Monday, June 25, 2007

Profile: David Anderson(The Horizon Foundation) -- Forty years ago, Dr. Martin Luther King, Jr. said that 11:00 a.m. on Sunday is the most segregated hour in the nation.  “In reality,” agrees Dr. David Anderson, Senior Pastor of Bridgeway Community and Horizon Foundation Trustee, “Church is the most segregated institution of the face of the planet.”

Clearly a man of action, Anderson decided to make Sunday morning a multi-cultural experience.

His interest in community was stimulated fifteen years ago while relocating from Chicago to his native Maryland. He says that setting up a racially diverse faith community “sounded like it fit my own personal mission.” Discovering that only a handful of congregations were significantly integrated, and he went about setting up the model of a multicultural church.  The resulting Bridgeway Community Church  is non-denominational and is one of less than ten percent of the 350,000 Christian churches nationally to have significant integration among members.  Bridgeway also qualifies as a “mega” church by virtue of a congregation that exceeds 2,000 members.

“We [as a nation] drink from separate spiritual water fountains each week - but we do not do that Bridgeway,” says Anderson, who quips that his aim is to “make people sad to have to wait seven days to come back.”

Gracism

Anderson expresses the Bridgeway mission not only through church endeavors, but also as an author. Gracism: The Art of Inclusion, his third book, explores the topic of multiculturalism.  What exactly is ‘gracism’? “It’s combining the negative term of racism and the positive term of grace to mean radical inclusion for the marginalized and excluded,” he explains.  

Extending the Message of Multiculturalism


A resident of Ellicott City, Maryland, Dr. Anderson presents workshops on multicultural relations to groups of all ages, as well as Fortune 100 companies. He also consults internationally through the United Nations.

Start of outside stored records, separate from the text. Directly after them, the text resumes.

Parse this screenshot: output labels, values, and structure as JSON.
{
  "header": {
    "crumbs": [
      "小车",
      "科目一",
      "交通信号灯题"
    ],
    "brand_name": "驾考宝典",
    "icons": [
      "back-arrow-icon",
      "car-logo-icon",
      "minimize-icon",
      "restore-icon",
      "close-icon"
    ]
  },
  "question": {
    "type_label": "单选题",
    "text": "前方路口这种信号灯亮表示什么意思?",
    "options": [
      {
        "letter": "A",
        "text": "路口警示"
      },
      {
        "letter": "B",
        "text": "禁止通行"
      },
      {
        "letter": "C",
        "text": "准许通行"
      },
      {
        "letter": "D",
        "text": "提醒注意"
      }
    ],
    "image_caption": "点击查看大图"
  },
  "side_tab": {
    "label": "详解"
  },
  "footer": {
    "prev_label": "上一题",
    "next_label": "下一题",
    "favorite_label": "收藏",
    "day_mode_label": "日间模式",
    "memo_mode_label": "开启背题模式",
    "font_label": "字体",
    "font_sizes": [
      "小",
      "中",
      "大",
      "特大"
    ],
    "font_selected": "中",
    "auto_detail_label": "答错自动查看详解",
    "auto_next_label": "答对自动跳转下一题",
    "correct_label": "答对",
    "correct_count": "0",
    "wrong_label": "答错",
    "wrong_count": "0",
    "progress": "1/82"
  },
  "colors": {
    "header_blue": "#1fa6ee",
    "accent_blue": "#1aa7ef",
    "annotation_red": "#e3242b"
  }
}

Multiculturalism isn’t a uniquely American ideal. For example, Anderson was contacted by a pastor in Kenya, who needed help in bringing understanding to forty warring factions.  Sharing truths as well as stereotypes among the leaders of the different tribes allowed Anderson and a Kenyan pastor to make remarkable progress in ameliorating the situation.  “They now have a multi-tribal church where six languages are spoken as a direct result of our [Bridgeway’s] involvement.”  

Reconciliation Live

Each week, Anderson and co-host Tracey Tiernan tackle tough topics on a live radio show called, Reconciliation Live, which airs on WAVA 105.1 in DC and on XM satellite radio 170. The two-hour program, which is syndicated in 48 states, enables listeners call in to express their views on topics ranging from interracial dating and marriage to the politics of race, gender, war and other issues.

A quick glance through the website’s photo gallery shows how Anderson’s work has led him around the world; to China, Israel, Zambia and other distant locations. However, a gas station sign, in downtown Washington DC is unique among the photos. A listener to Anderson’s radio show used block letters to spell out: God’s Answer to Racism is Grace-ism.

Anderson’s mission is still a work in progress, but the headway at many levels and in many locations is evident.